Les musiciens de ville d'Anvers.

Musiques jouées, chantées et imprimées à Anvers au cours du 16e siècle.


Ref : RICERCAR 206902

Le 16e siècle fut pour Anvers un siècle d'or, grâce à une haute conjoncture du commerce, de l'industrie, des arts et des sciences. La ville portuaire devint alors l'entrepôt le plus important de l'Occident et de nombreux marchands et banquiers vinrent s'y fixer, de même que divers artisans. Le bien-être matériel entreina un épanouissement culturel et, encouragés par l'administration communale, des savants et des artistes, donc aussi des musiciens, vinrent s'établir dans la ville.

Il n'est donc pas surprenant que la musique instrumentale, qui est l'activité principale des musiciens de ville, connut un essor considérable. A Anvers, ceux-ci s'étaient rassemblés au début du 16e s. dans la corporation de Saint-Job et entretenaient leur propre chapelle dans l'église Saint-Jacques. Ainsi, ces instrumentistes cherchaient-ils à défendre leurs intérêts par une série de prescriptions, visant notamment les ensembles et l'enseignement de la musique. Au cours du 16e s., un grand nombre de musiciens affluèrent vers la riche ville d'Anvers, où tant d'emplois leur étaient offerts. En effet, chaque heure du jour pouvait être l'occasion de célébrer un mariage, une fête, ou de danser; et partout retentissait la musique vocale et instrumentale, mêlée à un joyeux brouhaha, comme le rapportait l'auteur italien Ludovico Guicciardini, en 1567. De plus, la corporation de Saint-Job fournissait les garanties nécessaires à tous ceux qui voulaient gagner leur pain par la pratique de la musique.

Les musiciens de la ville formaient un petit groupe privilégié et, pour souligner leur statut, ils accompagnaient les magistrats dans leurs déplacements. Chaque soir, ils devaient sonner le départ ou la "levée" devant l'hôtel de ville, et cette manifestation s'appelait "les lauriers (lauweyt) des musiciens". Le sens péjoratif ultérieur du mot néerlandais «lawaai» vient sans doute de ce que les musiciens jouaient fort et parfois faux! Ils intervenaient aussi à l'église ou à l'hôtel de ville et, en toutes sortes de circonstances, comme les visites de dignitaires, Joyeuses Entrées et prestations de serment, succès militaires des princes régnants, traités de paix, cortèges et autres foires annuelles. Au 16e s., l'ensemble des sonneurs communaux d'Anvers comptait généralement cinq membres qui jouaient entre autres la chalemie, le cromorne et le trombone. Pour les musiques de table à l'hôtel de ville, des instruments plus doux nommés les «bas instruments», comme la flûte à bec et le violon, pouvaient intervenir. Pour les services extérieurs, le choix des instruments était arbitraire, mais le plus souvent il s'agissait d'une formation connue sous le nom d'Alta capella et qui réunissait, dans des formations variables, chalemie, cornet, bombarde, basson et trombone.

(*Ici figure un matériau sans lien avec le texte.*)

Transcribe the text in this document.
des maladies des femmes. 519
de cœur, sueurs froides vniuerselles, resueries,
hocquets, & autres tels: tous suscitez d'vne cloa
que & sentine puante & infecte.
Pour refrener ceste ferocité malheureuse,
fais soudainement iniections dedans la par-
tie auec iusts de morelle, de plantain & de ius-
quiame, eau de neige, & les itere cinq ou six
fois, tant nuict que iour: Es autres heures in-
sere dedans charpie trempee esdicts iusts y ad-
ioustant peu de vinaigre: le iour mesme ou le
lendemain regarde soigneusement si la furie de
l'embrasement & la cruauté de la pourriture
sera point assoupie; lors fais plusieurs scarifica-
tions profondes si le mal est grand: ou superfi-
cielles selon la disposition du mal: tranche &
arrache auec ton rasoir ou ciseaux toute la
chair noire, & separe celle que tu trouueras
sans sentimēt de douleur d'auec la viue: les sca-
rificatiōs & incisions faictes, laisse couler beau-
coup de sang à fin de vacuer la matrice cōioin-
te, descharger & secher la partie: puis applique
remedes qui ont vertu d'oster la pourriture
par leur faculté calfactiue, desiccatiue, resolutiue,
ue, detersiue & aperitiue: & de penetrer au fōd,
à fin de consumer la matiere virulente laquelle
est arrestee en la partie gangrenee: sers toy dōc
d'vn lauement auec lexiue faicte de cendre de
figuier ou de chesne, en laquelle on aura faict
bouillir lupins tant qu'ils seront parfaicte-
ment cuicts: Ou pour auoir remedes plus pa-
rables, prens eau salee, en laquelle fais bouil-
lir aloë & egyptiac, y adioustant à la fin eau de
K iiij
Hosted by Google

Quel était donc le répertoire de ces musiciens de ville? En effet, les sources parlent de "petits motets" et de "chansons"? La réponse est simple : les musiciens interprétaient ce qui leur tombait sous la main et était adapté à la situation! C'est ce qui ressort des titres des livres de chants polyphoniques, qui annoncent : "à chanter ou jouer joyeusement sur divers instruments" ou "accomodées aussi bien à la voix comme à tous instruments musicaux". Il est évident que le répertoire vocal était aussi utilisé pour un usage vocal et instrumental, ou purement instrumental. On peut aussi supposer qu'étaient d'abord utilisées les publications récentes des imprimeries musicales locales.

Vers 1540, la ville d'Anvers atteignit l'apogée de son essor économique et culturel. Elle était devenue l'un des plus importants centres d'Europe de l'Ouest pour l'impression de la musique, et les compositeurs les plus réputés y faisaient imprimer leurs oeuvres. En 1542, Jehan Buys et Henry Loys furent les premiers à faire éditer aux Pays-Bas une oeuvre de musique polyphonique : Des chansons à quattre parties, composez par M. Benedictus. Leur maison d'édition "Au jeu d'échec" se trouvait rue des Peignes, où la plupart des imprimeurs et libraires anversois étaient établis. Le compositeur Benedictus Appenzeller, dont trois chansons Viens tost, Se dire je l'osoie et Gentils galans sont chantées ici, était maître de choeur de la chapelle de Marie de Hongrie, régente des Pays-Bas. Tielman Susalo de Cologne, qui débuta à Anvers comme copiste de musique, fut pratiquement le premier éditeur de musique néerlandais à appliquer la nouvelle technique utilisant les caractères mobiles. Peut-être a-t-il trouvé son inspiration dans un recueil de 1540, où il avait réussi à inclure sa première composition. Ce recueil fut publié à Augsburg par l'éditeur Melchior Kriesstein sous le titre de Selectissimae cantiones.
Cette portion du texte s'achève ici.